Labels are replaced by the percentage of the observations that show that label in the train set.
'''
Parameters
----------
encoding_method : str, default='count'
Desired method of encoding.
'count': number of observations per category
'frequency': percentage of observations per category
variables : list
The list of categorical variables that will be encoded. If None, the
encoder will find and transform all object type variables.
'''
count_encoder = CountFrequencyEncoder(encoding_method='frequency',
variables=['cabin', 'pclass', 'embarked'])
count_encoder.fit(X_train)
CountFrequencyEncoder(encoding_method='frequency', variables=['cabin', 'pclass', 'embarked'])
# we can explore the encoder_dict_ to find out the category replacements.
count_encoder.encoder_dict_
{'cabin': {'n': 0.7663755458515283, 'C': 0.07751091703056769, 'B': 0.04585152838427948, 'D': 0.034934497816593885, 'E': 0.034934497816593885, 'A': 0.018558951965065504, 'F': 0.016375545851528384, 'G': 0.004366812227074236, 'T': 0.001091703056768559}, 'pclass': {3: 0.5436681222707423, 1: 0.25109170305676853, 2: 0.2052401746724891}, 'embarked': {'S': 0.7117903930131004, 'C': 0.19759825327510916, 'Q': 0.0906113537117904}}
# transform the data: see the change in the head view
train_t = count_encoder.transform(X_train)

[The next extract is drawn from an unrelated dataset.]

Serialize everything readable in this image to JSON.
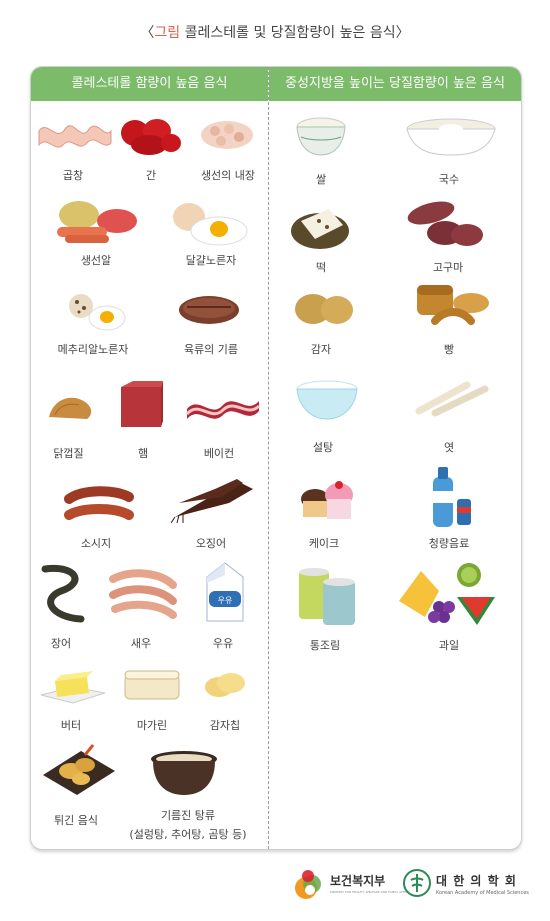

test_t = count_encoder.transform(X_test)
test_t.head()
pclass | sex | age | sibsp | parch | fare | cabin | embarked | |
---|---|---|---|---|---|---|---|---|
1139 | 0.543668 | male | 38.0 | 0 | 0 | 7.8958 | 0.766376 | 0.71179 |
533 | 0.205240 | female | 21.0 | 0 | 1 | 21.0000 | 0.766376 | 0.71179 |
459 | 0.205240 | male | 42.0 | 1 | 0 | 27.0000 | 0.766376 | 0.71179 |
1150 | 0.543668 | male | NaN | 0 | 0 | 14.5000 | 0.766376 | 0.71179 |
393 | 0.205240 | male | 25.0 | 0 | 0 | 31.5000 | 0.766376 | 0.71179 |
test_t['pclass'].value_counts().plot.bar()
plt.show()
test_orig = count_encoder.inverse_transform(test_t)
test_orig.head()
pclass | sex | age | sibsp | parch | fare | cabin | embarked | |
---|---|---|---|---|---|---|---|---|
1139 | 3 | male | 38.0 | 0 | 0 | 7.8958 | n | S |
533 | 2 | female | 21.0 | 0 | 1 | 21.0000 | n | S |
459 | 2 | male | 42.0 | 1 | 0 | 27.0000 | n | S |
1150 | 3 | male | NaN | 0 | 0 | 14.5000 | n | S |
393 | 2 | male | 25.0 | 0 | 0 | 31.5000 | n | S |
Labels are replaced by the number of the observations that show that label in the train set.
# this time we encode only 1 variable
count_enc = CountFrequencyEncoder(encoding_method='count',
variables='cabin')
count_enc.fit(X_train)
CountFrequencyEncoder(variables=['cabin'])
# we can find the mappings in the encoder_dict_ attribute.
count_enc.encoder_dict_
{'cabin': {'n': 702, 'C': 71, 'B': 42, 'D': 32, 'E': 32, 'A': 17, 'F': 15, 'G': 4, 'T': 1}}
# transform the data: see the change in the head view for Cabin
train_t = count_enc.transform(X_train)
test_t = count_enc.transform(X_test)
test_t.head()
pclass | sex | age | sibsp | parch | fare | cabin | embarked | |
---|---|---|---|---|---|---|---|---|
1139 | 3 | male | 38.0 | 0 | 0 | 7.8958 | 702 | S |
533 | 2 | female | 21.0 | 0 | 1 | 21.0000 | 702 | S |
459 | 2 | male | 42.0 | 1 | 0 | 27.0000 | 702 | S |
1150 | 3 | male | NaN | 0 | 0 | 14.5000 | 702 | S |
393 | 2 | male | 25.0 | 0 | 0 | 31.5000 | 702 | S |
If we don't indicate which variables we want to encode, the encoder will find all categorical variables
# this time we ommit the argument for variable
count_enc = CountFrequencyEncoder(encoding_method = 'count')
count_enc.fit(X_train)
CountFrequencyEncoder(variables=['pclass', 'sex', 'cabin', 'embarked'])
# we can see that the encoder selected automatically all the categorical variables
count_enc.variables
['pclass', 'sex', 'cabin', 'embarked']
# transform the data: see the change in the head view
train_t = count_enc.transform(X_train)
test_t = count_enc.transform(X_test)
test_t.head()
pclass | sex | age | sibsp | parch | fare | cabin | embarked | |
---|---|---|---|---|---|---|---|---|
1139 | 498 | 581 | 38.0 | 0 | 0 | 7.8958 | 702 | 652 |
533 | 188 | 335 | 21.0 | 0 | 1 | 21.0000 | 702 | 652 |
459 | 188 | 581 | 42.0 | 1 | 0 | 27.0000 | 702 | 652 |
1150 | 498 | 581 | NaN | 0 | 0 | 14.5000 | 702 | 652 |
393 | 188 | 581 | 25.0 | 0 | 0 | 31.5000 | 702 | 652 |
if there are labels in the test set that were not present in the train set, the transformer will introduce NaN, and raise a warning.